Oh Brad, I want to tell you everything! But that would ruin the next decades and give us more certainty than is helpful for a white guy. Trust me that there will be ironies and victories that you can’t imagine now.
What I really want to do is thank you. I still need the memories of that coming-out self; the way you totally embraced the moment, body and spirit. You pierced your ear and wore a rainbow ring necklace to synod assembly. One year, you went to gay bars after the Wednesday evening Lenten service every week. Although it didn’t happen very often, you worried that people might think you were straight.
The holy fire of those days is still being tended deep within me. I’m left with mostly joyful memories and still delight in remembering some of the stories that never need to be outlined at the Monday morning Bible study. The pain, uncertainty, and fear of those days has long complexified. It’s not forgotten but has forged a deeper self.
The cynic might say that it was simply a youthful rush of identity, a burst of liberating energy to “be me.” That’s wrong. It was the power of resurrection that surged from deep within the matrix of God’s creative love in every cell of my body. It was incarnation in time, spirit and erotic flesh; one body, fabulous members.
That power of resurrection came also from letting go of so many expectations and plans for a future in the church. If you remember, in 1992 coming out probably meant not having a second call. In seminary, so many had such hopes for you, and then they said, “You’ve thrown it all away.” However, you very consciously decided that being faithful was more important than remaining on a privileged roster.
I need your integrity still. Without sharing all the details of God’s future liberating work, I’m living in another time when giving up privilege is the requirement for life, this time not just for me but for people of color in this country and for the earth itself. I need you to remind me that resurrection is the promised outcome to letting go, sacrificing, dying.

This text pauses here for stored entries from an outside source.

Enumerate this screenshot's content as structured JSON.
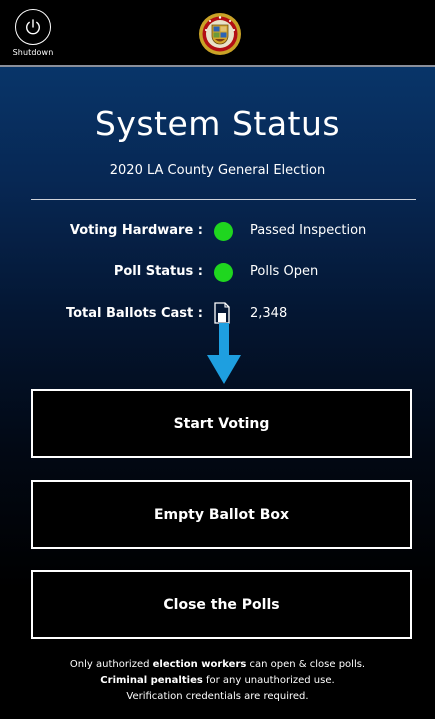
{
  "header": {
    "shutdown_label": "Shutdown",
    "shutdown_icon": "power-icon",
    "seal_icon": "county-seal-icon"
  },
  "main": {
    "title": "System Status",
    "subtitle": "2020 LA County General Election",
    "status_rows": [
      {
        "label": "Voting Hardware :",
        "indicator": "green-dot",
        "value": "Passed Inspection"
      },
      {
        "label": "Poll Status :",
        "indicator": "green-dot",
        "value": "Polls Open"
      },
      {
        "label": "Total Ballots Cast :",
        "indicator": "ballot-icon",
        "value": "2,348"
      }
    ],
    "arrow_icon": "down-arrow-icon"
  },
  "actions": {
    "start_voting": "Start Voting",
    "empty_ballot_box": "Empty Ballot Box",
    "close_polls": "Close the Polls"
  },
  "notice": {
    "line1_pre": "Only authorized ",
    "line1_bold": "election workers",
    "line1_post": " can open & close polls.",
    "line2_bold": "Criminal penalties",
    "line2_post": " for any unauthorized use.",
    "line3": "Verification credentials are required."
  },
  "colors": {
    "status_ok": "#1fd61f",
    "arrow": "#1e9fe0",
    "panel_top": "#083569",
    "panel_bottom": "#000000"
  }
}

You are my teacher. I need to remember that you didn’t really know how to take next steps, but you did. Some of those steps were exactly right; some weren’t. I need to remember now that the wrong steps were often precisely the ones that made us turn a new direction. Remember that you can trust this sometimes painful journey, because the power of God at work in and around us.
You, young Brad (now “Bradley” after a silly attempt to sound more grown up), still love and laugh and dream within “older” Bradley. You give me hope, and I need you to meet me in this moment. You remind me that the promise of resurrection is more real than confusion, fear, and the uncharted path. You, deep within, are the voice of Spirit. Thank you!